Shohei Ohtani’s shotgun free agency is now underway and it’s only a matter of time until we hear he’s started meeting with teams. Three weeks. Three weeks and this Ohtani stuff will all be over. Here are some random bits of news to check out in the meantime.
Cashman named Baseball America’s Executive of the Year
A few days ago Baseball America named Brian Cashman their 2017 Executive of the Year. That tends to happen when you nail your on-the-fly rebuild, and go from selling at the 2016 trade deadline to getting to within one win of the 2017 World Series thanks to your young players. From the write-up:
“For years the players worked in the minor leagues thinking, ‘If I play well I might get traded because I am blocked.’ Cash has changed that culture to the point now where young players not only develop as Yankees but have the goal of playing at Yankee Stadium and helping a championship club,” (vice president of baseball operations Tim) Naehring said.

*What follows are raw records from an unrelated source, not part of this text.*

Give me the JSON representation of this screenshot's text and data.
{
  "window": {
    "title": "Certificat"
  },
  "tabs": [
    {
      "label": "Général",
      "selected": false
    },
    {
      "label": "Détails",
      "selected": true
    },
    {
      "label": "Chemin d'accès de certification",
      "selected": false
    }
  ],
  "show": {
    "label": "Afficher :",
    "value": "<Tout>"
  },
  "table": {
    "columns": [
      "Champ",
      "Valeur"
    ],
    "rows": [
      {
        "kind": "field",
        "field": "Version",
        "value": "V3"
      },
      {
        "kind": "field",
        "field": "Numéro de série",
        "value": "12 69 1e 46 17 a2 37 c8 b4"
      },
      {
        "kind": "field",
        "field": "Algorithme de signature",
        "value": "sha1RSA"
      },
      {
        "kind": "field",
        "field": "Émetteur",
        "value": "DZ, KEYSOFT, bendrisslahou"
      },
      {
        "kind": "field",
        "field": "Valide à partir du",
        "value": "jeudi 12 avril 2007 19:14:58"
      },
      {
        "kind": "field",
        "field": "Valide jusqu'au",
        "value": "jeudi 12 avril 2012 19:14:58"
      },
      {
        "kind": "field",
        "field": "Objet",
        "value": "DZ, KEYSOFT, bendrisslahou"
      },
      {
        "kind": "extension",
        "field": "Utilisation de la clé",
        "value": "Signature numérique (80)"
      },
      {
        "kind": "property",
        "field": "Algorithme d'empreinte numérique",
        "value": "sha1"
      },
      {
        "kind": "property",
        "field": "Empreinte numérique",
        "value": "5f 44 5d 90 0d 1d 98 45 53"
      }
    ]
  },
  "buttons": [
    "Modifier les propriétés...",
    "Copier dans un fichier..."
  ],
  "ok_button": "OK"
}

That’s a pretty interesting quote. I always wondered what it was like to be a prospect in the farm system when the Yankees were doing nothing but signing free agents all those years. On one hand, do your job and someone will want you. On the other hand, it couldn’t have felt good knowing a trade was coming. Anyway, this is the first time Cashman has won Baseball America’s Executive of the Year award, which they’ve been giving out since 1998, his first season as GM.
Gardner wins Heart & Hustle Award
I missed this a few weeks ago, but Brett Gardner won the 2017 Heart & Hustle Award, the MLB Players Alumni Association announced. It is given annually to “an active player who demonstrates a passion for the game of baseball and best embodies the values, spirit and traditions of the game.” One player from each team is nominated for the award, then the winner is selected through a player vote. Pretty cool.
Gardner, who is the longest tenured Yankee and unofficial team captain, has been New York’s nominee for the Heart & Hustle Award on five occasions now, though this was his first time winning the award. The MLBPAA has been giving out the award since 2005 and Gardner is the first Yankee to win it. (Todd Frazier won it last year.) I gotta say, Gardner winning something called the “Heart & Hustle Award” is pretty damn appropriate.
MLB unveils 2018 spring and batting practice caps
A week or two ago MLB unveiled their new 2018 Spring Training and batting practice caps. Considering some of the wacky designs we’ve seen the last few years (those pinstriped brims, man), these are pretty normal. Here are next year’s Spring Training and batting practice caps:
I hereby dub the new designs: fine. They’re fine. Also, the new caps are made with a lightweight polyester material, not the usual polyester material they’ve been using for years and years. The new caps are 26% lighter, so that’s cool. The new caps are already for sale at New Era and MLB.com.
MLB pushing for a pitch clock in 2018
According to Buster Olney, MLB is pushing for new pace-of-play measures in 2018, including the implementation of a pitch clock. The league has to power to implement rule changes unilaterally now, though they prefer to come to an agreement with the MLBPA. Labor peace is good. The pitch clock is seen as inevitable — the plan is a 20-second pitch clock like the one used in Double-A and Triple-A, though they may settle for 22-24 seconds — and there’s also talk of limiting mound visits.
I don’t think pace-of-play is as much of a problem as MLB seems to believe — I worry the league is blaming too many of their biggest problems (i.e. cultivating young fans) on pace-of-play — but I do think it is something that can improved. Give me a pitch clock and fewer mound visits. I’m all for it. I have no problem whatsoever with four hour games as long as they’re exciting. When it’s nonstop mound visits and pitchers staring in to get the sign, that’s when it gets dull. The less the players are standing around doing nothing, the better.